Jeffs is the imprisoned head of the Fundamentalist Church of Jesus Christ of Latter-Day Saints (FLDS), which has its roots in a split in the Mormon Church in 1890, when the main organization renounced polygamy. FLDS has compounds in southern Utah, northern Arizona, Texas, Colorado, South Dakota, Canada and Mexico. Jeffs was convicted in 2007 for his role in arranging the marriage of an unwilling 14-year-old girl to her 19-year-old cousin six years earlier. That conviction was overturned, but authorities plan to retry him and he remains in prison.
The new charges in Texas stem from a 2008 raid at the Yearning for Zion ranch in Eldorado, Texas, where authorities initially put more than 400 children in state custody on the grounds the girls were being sexually abused and the boys groomed to be sexual predators.

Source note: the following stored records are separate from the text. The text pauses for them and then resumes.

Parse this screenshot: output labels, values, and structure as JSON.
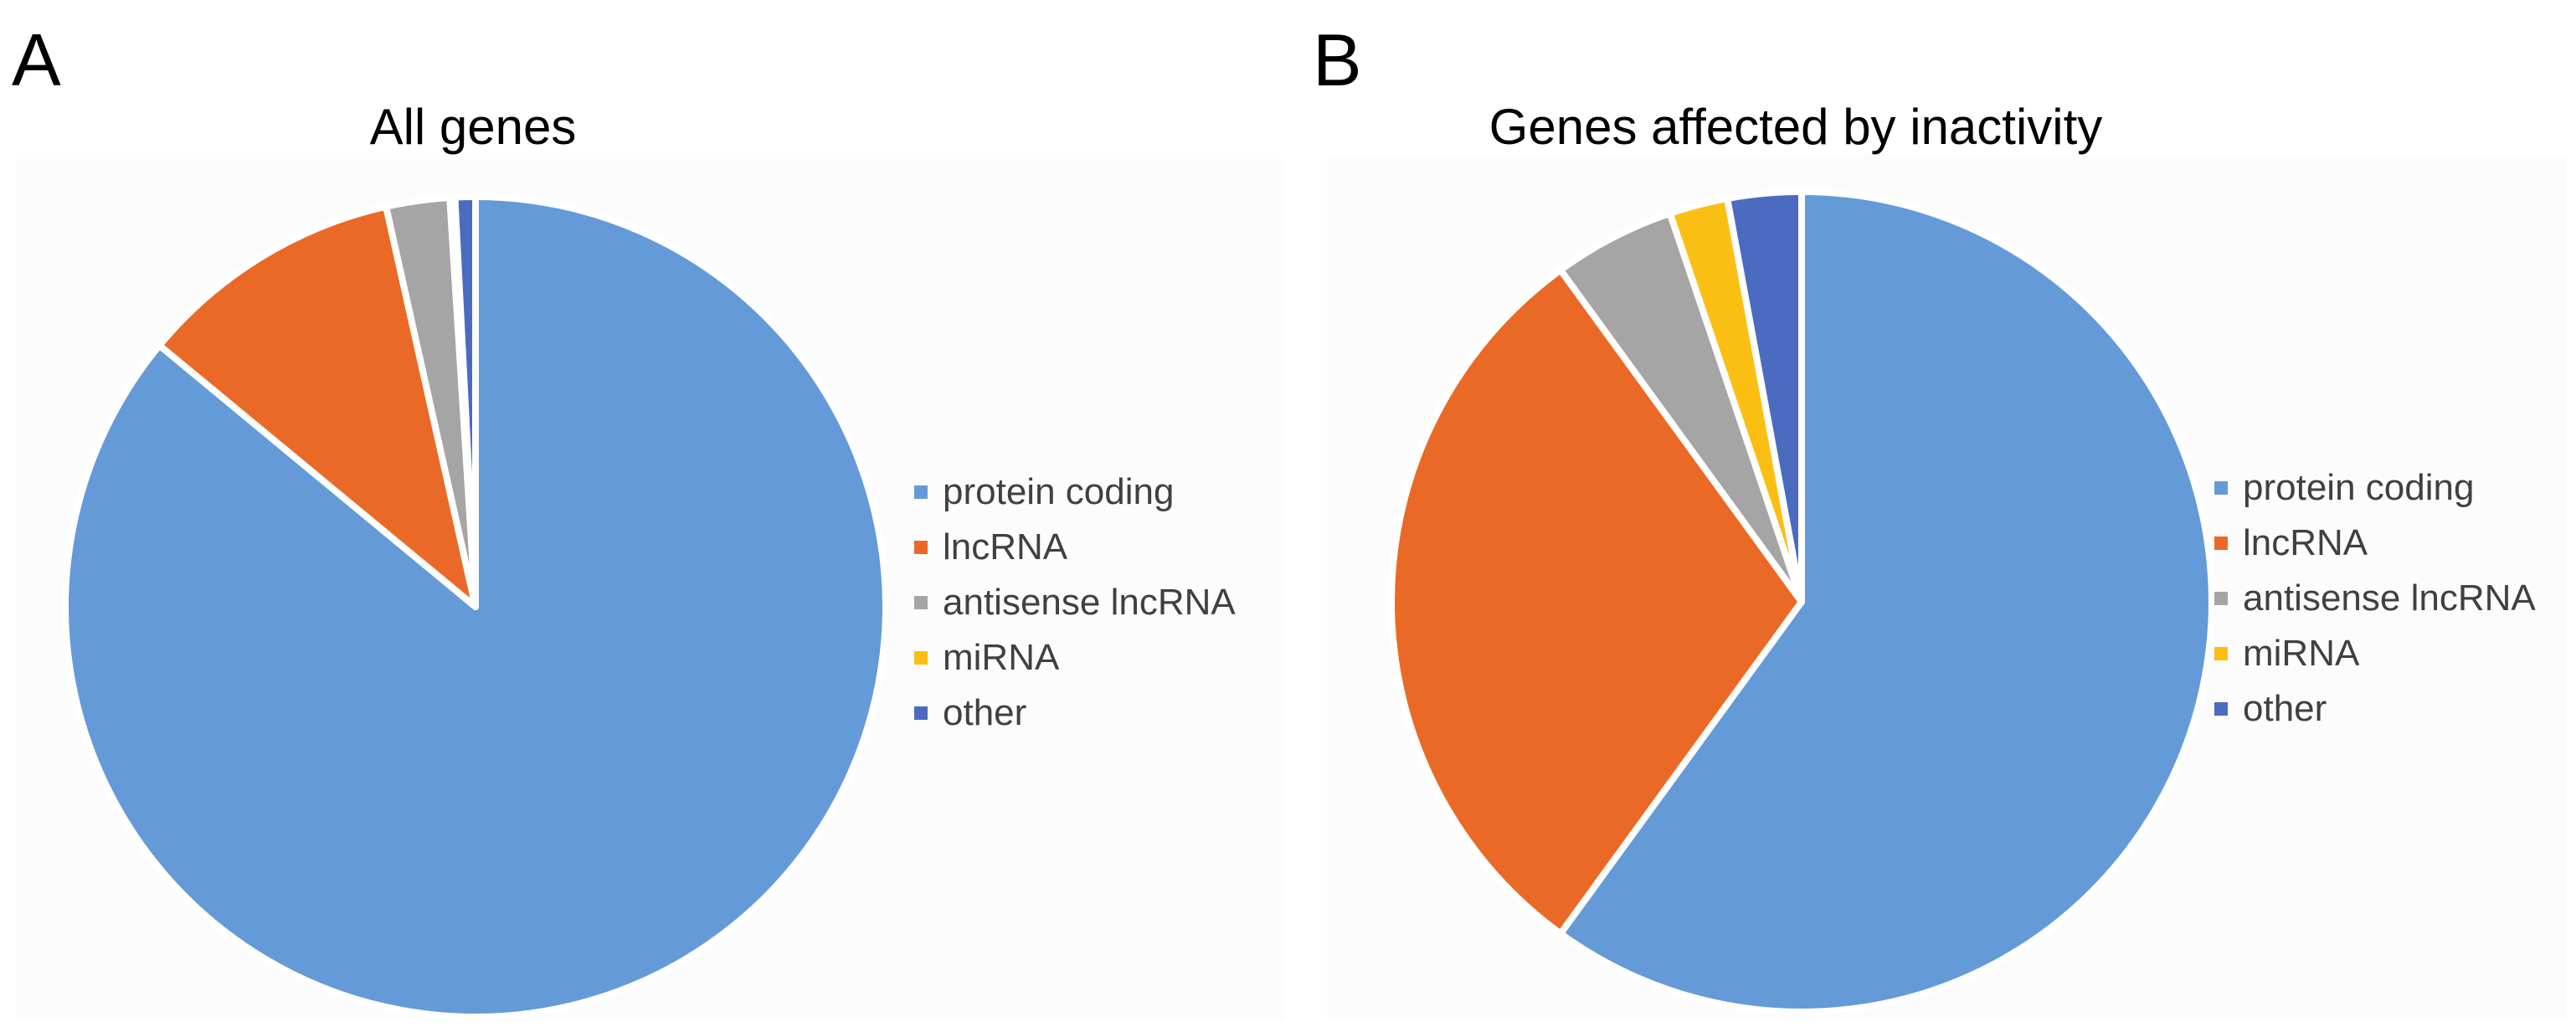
{
  "chart_data": [
    {
      "type": "pie",
      "panel_label": "A",
      "title": "All genes",
      "legend_position": "right",
      "categories": [
        "protein coding",
        "lncRNA",
        "antisense lncRNA",
        "miRNA",
        "other"
      ],
      "values": [
        86.0,
        10.5,
        2.5,
        0.2,
        0.8
      ],
      "colors": [
        "#659AD8",
        "#EB6926",
        "#A5A5A5",
        "#FBBF14",
        "#4A6BC0"
      ]
    },
    {
      "type": "pie",
      "panel_label": "B",
      "title": "Genes affected by inactivity",
      "legend_position": "right",
      "categories": [
        "protein coding",
        "lncRNA",
        "antisense lncRNA",
        "miRNA",
        "other"
      ],
      "values": [
        60.0,
        30.0,
        4.8,
        2.3,
        2.9
      ],
      "colors": [
        "#659AD8",
        "#EB6926",
        "#A5A5A5",
        "#FBBF14",
        "#4A6BC0"
      ]
    }
  ]
}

In addition to his controversial teaching on the suitability of young girls for marriage, the rawboned prophet has preached to his more than 10,000 followers that "the black race is the people through which the devil has always been able to bring evil unto the earth," and that homosexual intimacy "is the worst evil act you can do, next to murder."
Tony Alamo, another preacher convicted for sexually abusing children, made headlines again when a federal appeals court upheld his conviction for taking underage girls across state lines to sexually exploit them.
Alamo, head of the virulently anti-gay Tony Alamo Christian Ministries, was arrested in 2008 after 100 federal and state investigators raided his compound in Texarkana, Ark., as part of a child pornography investigation involving allegations of physical and sexual abuse, polygamy and underage marriage. During trial, one of his followers testified that Alamo, whose real name is Bernie LaZar Hoffman, had taken an 8-year-old wife.
Alamo was sentenced to 175 years in prison after he was convicted in 2009 on 10 counts of violating the Mann Act, a century-old law originally aimed at stopping women from being sold into prostitution. He is being held in Tucson, Ariz., where he was recently placed in a special wing after he began threatening prosecutors and others connected to his case.
Then there is the case of Bishop Eddie Long. He's accused by four men of misusing his role as pastor, counselor and bishop of the New Birth Missionary Baptist Church in Georgia, one of the largest megachurches in the nation, to coerce them into sexual acts when they were teens. As of press time, both parties in the lawsuit had agreed to mediation to avoid what was expected to be a long and embarrassing civil trial, scheduled this summer in the event of an impasse in negotiations.
The Southern Poverty Law Center in 2007 identified the charismatic pastor as "one of the most virulently homophobic black leaders in the religiously based anti-gay movement." In a videotaped sermon, Long declared, "The problem today, and the reason society is like it is, is because men are being feminized and women are being masculine! You cannot say, 'I was born this way' … I don't care what scientists say!"
The lawsuit alleges that Long gave the boys gifts of cars, college tuition and overnight trips to curry their favor.